Dalam melakukan proses pembelajaran, beberapa sekolah memiliki pola dan metode yang berbeda-beda. Ada yang menggunakan fitur layanan chatting seperti Google Classroom, ada juga yang memilih bertatap muka via online dengan menggunakan aplikasi Zoom. Selain itu, beberapa lembaga juga ada yang bekerja sama dengan penyedia layanan belajar online seperti Ruang Guru, Zenius, dan lain-lain.
Di tengah wabah corona, belajar daring memang menjadi alternatif pembelajaran jika tidak memungkinkan terjadinya kontak fisik. Apalagi di era kemajuan teknologi dan informasi seperti sekarang ini. Dengan memanfaatkan plartform dan software sebagai media, proses pembelajaran dan transfer ilmu pengetahuan tetap dapat berjalan.
Efektivitas Pembelajaran
Saat ini banyak sekolah dan perguruan tinggi di Indonesia yang menggunakan sistem belajar daring. Interaksi antara pendidik dan pelajar terjadi di ruang virtual. Namun tidak bisa dipungkuri bahwa sistem tersebut berdampak pada efektivitas pembelajaran.
Hasil riset dari Journal of Experomental Social of Psikoloylgy menunjukkan bahwa komunikasi secara online tidak persuasif. Pasalnya pelajar akan sulit memahami materi yang disampaikan lewat chatting atau vidio online. Proses komunikasi berjalan satu arah. Tidak ada interaksi yang intens antara pengajar dan pelajar. Sehingga pemahaman terhadap materi yang di sampaikan kurang komprehensif.
Tidak hanya itu, hal teknis seperti akses layanan internet terkadang menjadi permasalahan tersendiri. Apalagi di desa-desa pelosok dan terpencil. Belum lagi para pelajar yang tidak menyimak proses pembelajaran secara penuh. Misalnya saat kelas sedang berlangsung, mereka malah mengakses fitur layanan internet lain seperti media sosial dan game.

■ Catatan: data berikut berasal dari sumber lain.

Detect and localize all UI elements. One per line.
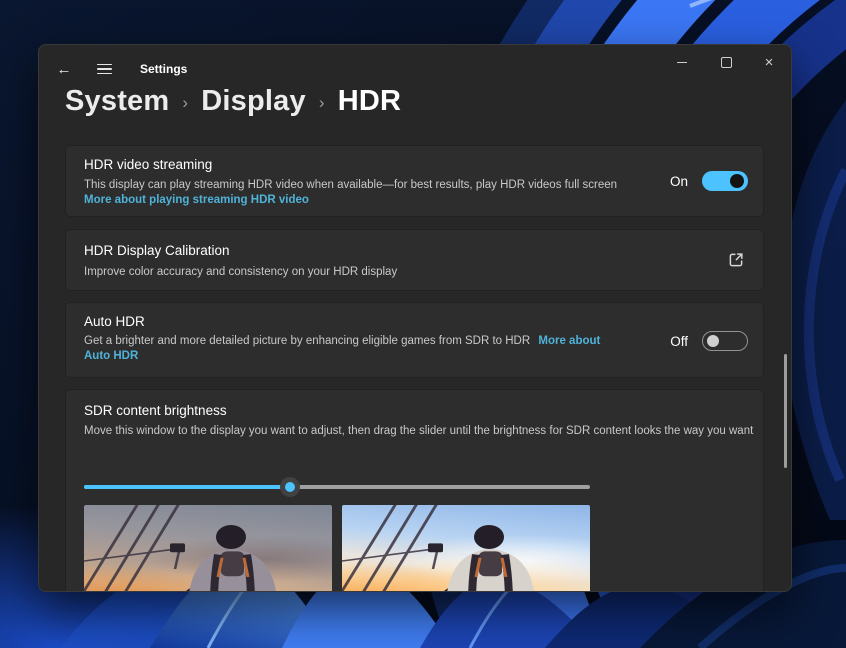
breadcrumb-system[interactable]: System [65,85,169,118]
toggle-knob [730,174,744,188]
auto-hdr-toggle[interactable] [702,331,748,351]
card-description: Get a brighter and more detailed picture… [84,333,600,350]
card-sdr-content-brightness: SDR content brightness Move this window … [65,389,764,592]
close-button[interactable]: × [747,45,791,79]
open-in-new-window-icon[interactable] [727,251,745,269]
more-about-streaming-link[interactable]: More about playing streaming HDR video [84,194,309,206]
settings-window: ← Settings × System › Display › HDR HDR … [38,44,792,592]
breadcrumb: System › Display › HDR [65,85,401,118]
minimize-icon [677,62,687,63]
maximize-button[interactable] [704,45,748,79]
toggle-row: On [670,171,748,191]
toggle-state-label: On [670,174,688,189]
card-title: SDR content brightness [84,403,227,418]
slider-fill [84,485,290,489]
card-description: This display can play streaming HDR vide… [84,177,617,194]
scrollbar-thumb[interactable] [784,354,787,468]
maximize-icon [721,57,732,68]
chevron-right-icon: › [169,93,201,113]
card-hdr-video-streaming: HDR video streaming This display can pla… [65,145,764,217]
card-title: Auto HDR [84,314,145,329]
more-about-auto-hdr-link[interactable]: Auto HDR [84,350,138,362]
card-description: Improve color accuracy and consistency o… [84,264,397,281]
toggle-state-label: Off [670,334,688,349]
card-hdr-display-calibration[interactable]: HDR Display Calibration Improve color ac… [65,229,764,291]
card-auto-hdr: Auto HDR Get a brighter and more detaile… [65,302,764,378]
page-title: HDR [338,85,401,118]
card-title: HDR Display Calibration [84,243,230,258]
hdr-video-streaming-toggle[interactable] [702,171,748,191]
description-text: Get a brighter and more detailed picture… [84,335,530,347]
hamburger-menu-button[interactable] [91,56,117,82]
more-about-auto-hdr-link[interactable]: More about [538,335,600,347]
back-button[interactable]: ← [51,56,77,82]
breadcrumb-display[interactable]: Display [201,85,306,118]
sdr-brightness-slider[interactable] [84,485,590,489]
sdr-example-image [84,505,332,592]
slider-thumb[interactable] [280,477,300,497]
hamburger-icon [97,64,112,66]
minimize-button[interactable] [660,45,704,79]
chevron-right-icon: › [306,93,338,113]
card-title: HDR video streaming [84,157,212,172]
toggle-row: Off [670,331,748,351]
card-description: Move this window to the display you want… [84,423,753,440]
hdr-example-image [342,505,590,592]
toggle-knob [707,335,719,347]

Berbeda halnya dengan kuliah secara tatap muka. Terjadi interaksi dan komunikasi intens antara kedua belah pihak. Pengajar lebih mudah menyampaikan materi dan pelajar juga tidak kesulitan dalam menerimanya. Hingga akhirnya materi yang disampaikan dapat dipahami dengan baik.
Kreativitas Pengajar
Sekretaris Jenderal Federasi Serikat Guru Indonesia, Heru Purnomo mengatakan bahwa belajar secara daring bisa menjadi efektif. Namun ia menilai perlu sebuah persiapan dari para guru. Menurutnya guru harus proaktif dan kreatif agar dapat menjalankan kegiatan belajar-mengajar sama efektifnya dengan tatap muka.
Dalam hal ini, pengajar harus memiliki cara khusus yang digunakan dalam proses pembelajaran. Menawarkan metode baru yang kreatif dan inovatif agar dapat menarik perhatian. Jika pengajar tidak memiliki kreativitas, pembelajaran akan berlangsung monoton dan pelajar tidak tertarik dengan materi yang akan dipelajari.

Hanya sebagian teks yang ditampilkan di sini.